Are electric cars a matter of national security? You bet, says Tim Goodrich, who spent three tours of duty in the Middle East, including Air Force service in Iraq and Afghanistan. His ride is a Nissan Leaf, which he bought in Los Angeles from super-salesman Paul Scott (who doubles as vice president of the Plug In America advocacy group).
Goodrich enlisted when he was just 18, and went into Afghanistan as an avionics technician servicing the AWACs planes that guide fighters and bombers. He was part of the response to 9/11, and also helped maintain Iraq’s no-fly zones. Today he’s a Sierra Club member, a graduate student at the University of Southern California, and a guy who's restless about our foreign policy priorities.
“Our foreign policy needs to evolve in order to provide smarter national security here at home," says Goodrich (on the right in this photo with his Leaf and Paul Scott). “After all, how much sense does it make to spend $400 per gallon getting gas to our service members in remote regions of Afghanistan? How much sense does it make to send money to countries that don't like us, don't share our values, and sometimes find ways to get that money into the hands of terrorist organizations?”
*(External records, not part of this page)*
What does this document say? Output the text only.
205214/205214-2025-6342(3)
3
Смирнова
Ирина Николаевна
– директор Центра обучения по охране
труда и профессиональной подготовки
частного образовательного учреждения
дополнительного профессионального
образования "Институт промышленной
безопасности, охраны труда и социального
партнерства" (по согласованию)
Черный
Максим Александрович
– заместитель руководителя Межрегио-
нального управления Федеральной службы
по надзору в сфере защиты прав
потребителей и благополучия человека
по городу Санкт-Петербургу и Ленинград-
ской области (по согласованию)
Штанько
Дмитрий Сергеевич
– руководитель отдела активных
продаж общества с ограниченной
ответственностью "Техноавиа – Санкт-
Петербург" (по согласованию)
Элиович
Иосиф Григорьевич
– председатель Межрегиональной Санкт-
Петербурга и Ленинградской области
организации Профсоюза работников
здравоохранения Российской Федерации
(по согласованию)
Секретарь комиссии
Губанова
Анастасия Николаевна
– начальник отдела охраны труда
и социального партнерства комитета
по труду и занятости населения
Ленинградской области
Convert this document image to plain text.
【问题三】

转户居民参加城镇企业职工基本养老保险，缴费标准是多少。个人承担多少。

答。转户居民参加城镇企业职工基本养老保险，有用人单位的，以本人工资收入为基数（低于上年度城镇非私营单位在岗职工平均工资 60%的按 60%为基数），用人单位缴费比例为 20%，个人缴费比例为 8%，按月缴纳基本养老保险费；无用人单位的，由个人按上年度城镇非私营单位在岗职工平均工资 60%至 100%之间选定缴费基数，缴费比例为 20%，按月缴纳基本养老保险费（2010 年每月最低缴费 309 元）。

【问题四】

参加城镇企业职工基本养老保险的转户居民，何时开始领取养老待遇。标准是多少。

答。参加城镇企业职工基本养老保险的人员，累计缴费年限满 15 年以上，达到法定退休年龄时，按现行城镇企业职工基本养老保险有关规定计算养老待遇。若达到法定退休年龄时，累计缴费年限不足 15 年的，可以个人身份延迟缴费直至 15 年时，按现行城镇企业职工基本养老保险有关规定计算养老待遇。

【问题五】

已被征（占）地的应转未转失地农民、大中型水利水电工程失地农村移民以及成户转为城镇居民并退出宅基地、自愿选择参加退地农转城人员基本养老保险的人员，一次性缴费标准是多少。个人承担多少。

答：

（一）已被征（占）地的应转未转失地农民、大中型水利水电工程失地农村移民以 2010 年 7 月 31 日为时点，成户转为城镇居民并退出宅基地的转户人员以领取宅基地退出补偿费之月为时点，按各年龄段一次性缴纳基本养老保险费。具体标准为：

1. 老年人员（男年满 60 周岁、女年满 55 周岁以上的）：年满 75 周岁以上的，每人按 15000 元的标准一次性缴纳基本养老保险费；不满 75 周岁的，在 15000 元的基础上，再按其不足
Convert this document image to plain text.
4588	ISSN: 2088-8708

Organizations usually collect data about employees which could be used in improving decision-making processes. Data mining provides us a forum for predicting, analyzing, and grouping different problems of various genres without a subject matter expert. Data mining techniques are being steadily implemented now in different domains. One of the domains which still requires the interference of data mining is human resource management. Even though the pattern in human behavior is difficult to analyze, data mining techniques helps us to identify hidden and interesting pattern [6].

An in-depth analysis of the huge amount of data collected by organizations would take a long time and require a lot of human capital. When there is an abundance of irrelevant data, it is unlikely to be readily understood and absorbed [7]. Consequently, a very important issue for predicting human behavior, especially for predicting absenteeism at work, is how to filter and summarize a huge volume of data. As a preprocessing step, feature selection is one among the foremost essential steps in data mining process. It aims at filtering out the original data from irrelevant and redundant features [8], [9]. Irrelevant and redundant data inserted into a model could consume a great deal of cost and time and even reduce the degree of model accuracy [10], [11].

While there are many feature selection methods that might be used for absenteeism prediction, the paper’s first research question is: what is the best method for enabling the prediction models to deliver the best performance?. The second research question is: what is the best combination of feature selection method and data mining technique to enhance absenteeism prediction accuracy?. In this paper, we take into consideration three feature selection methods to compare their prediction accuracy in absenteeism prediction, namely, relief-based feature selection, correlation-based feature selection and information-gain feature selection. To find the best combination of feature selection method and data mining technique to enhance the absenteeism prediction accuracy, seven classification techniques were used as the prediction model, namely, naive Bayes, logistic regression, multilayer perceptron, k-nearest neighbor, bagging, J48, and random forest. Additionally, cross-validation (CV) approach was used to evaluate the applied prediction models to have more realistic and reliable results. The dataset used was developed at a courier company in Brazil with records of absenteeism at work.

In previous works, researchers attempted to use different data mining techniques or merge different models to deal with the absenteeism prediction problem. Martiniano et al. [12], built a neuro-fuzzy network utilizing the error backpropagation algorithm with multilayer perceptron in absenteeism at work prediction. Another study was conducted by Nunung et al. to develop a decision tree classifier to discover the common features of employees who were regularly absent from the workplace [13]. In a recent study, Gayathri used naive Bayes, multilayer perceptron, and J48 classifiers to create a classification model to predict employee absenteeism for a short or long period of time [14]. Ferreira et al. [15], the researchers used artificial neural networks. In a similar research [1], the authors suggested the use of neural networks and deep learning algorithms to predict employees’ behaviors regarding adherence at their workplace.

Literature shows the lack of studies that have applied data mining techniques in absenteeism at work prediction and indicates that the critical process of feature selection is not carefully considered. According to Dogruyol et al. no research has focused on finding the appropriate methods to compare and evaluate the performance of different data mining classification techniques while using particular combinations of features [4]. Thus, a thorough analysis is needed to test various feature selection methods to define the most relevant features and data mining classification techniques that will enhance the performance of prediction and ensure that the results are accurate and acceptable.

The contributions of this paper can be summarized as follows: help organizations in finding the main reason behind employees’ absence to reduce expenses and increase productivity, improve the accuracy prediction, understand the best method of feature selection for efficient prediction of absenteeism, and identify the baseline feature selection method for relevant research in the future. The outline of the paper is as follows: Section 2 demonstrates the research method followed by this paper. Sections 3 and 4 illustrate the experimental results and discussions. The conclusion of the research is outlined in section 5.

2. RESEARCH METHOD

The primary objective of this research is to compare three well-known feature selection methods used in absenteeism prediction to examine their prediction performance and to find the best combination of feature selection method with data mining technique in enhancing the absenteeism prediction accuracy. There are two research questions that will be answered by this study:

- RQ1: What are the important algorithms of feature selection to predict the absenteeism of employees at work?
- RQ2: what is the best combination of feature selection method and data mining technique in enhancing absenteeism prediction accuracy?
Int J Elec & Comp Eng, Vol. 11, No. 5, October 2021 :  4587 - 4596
An irony, of course, is that the military is investigating alternatives to that $400-a-gallon gasoline, because fuel convoys are great terrorist targets, and because EVs don’t have heat signatures that can be easily tracked. Battery power is one alternative, but so are hydrogen fuel cells, which offer greater range. Goodrich told me, “The military is making a big push for green energy, not only because it makes sense for the security of our troops on the ground, but also because it’s the right thing to do. The first priority is the troops, but the environmental benefits are a bonus, because the military has long been a big polluter.”
The obvious question to ask Goodrich is, “Are these conflicts wars for oil?” So I asked. “Absolutely, that’s part of it, though there are other interests at play in the geopolitical spectrum. The whole world is positioning itself to secure energy reserves, including what China is doing in Africa.”
Security issues aside, Goodrich loves his Leaf. “I’ve had it for a month, and I never want to drive a gas car again. It’s quieter and cleaner, in addition to being better for the environment.” Goodrich, who works as a business agent for a labor union in addition to finishing up school, spends a lot of time on the road, but he hasn’t run out of juice yet.
“Ninety percent of Americans drive less than 100 miles a day, and to me it just means doing a bit more planning before I set out,” he said. “I was recently concerned about the amount of driving I had to do, so I consulted the map on my Leaf iPhone app and found a station right near the UCS campus,” he said. “When I pulled up there, they were just dedicating the station, and I became the first customer.”
That’s logistics, baby! Military training comes in handy.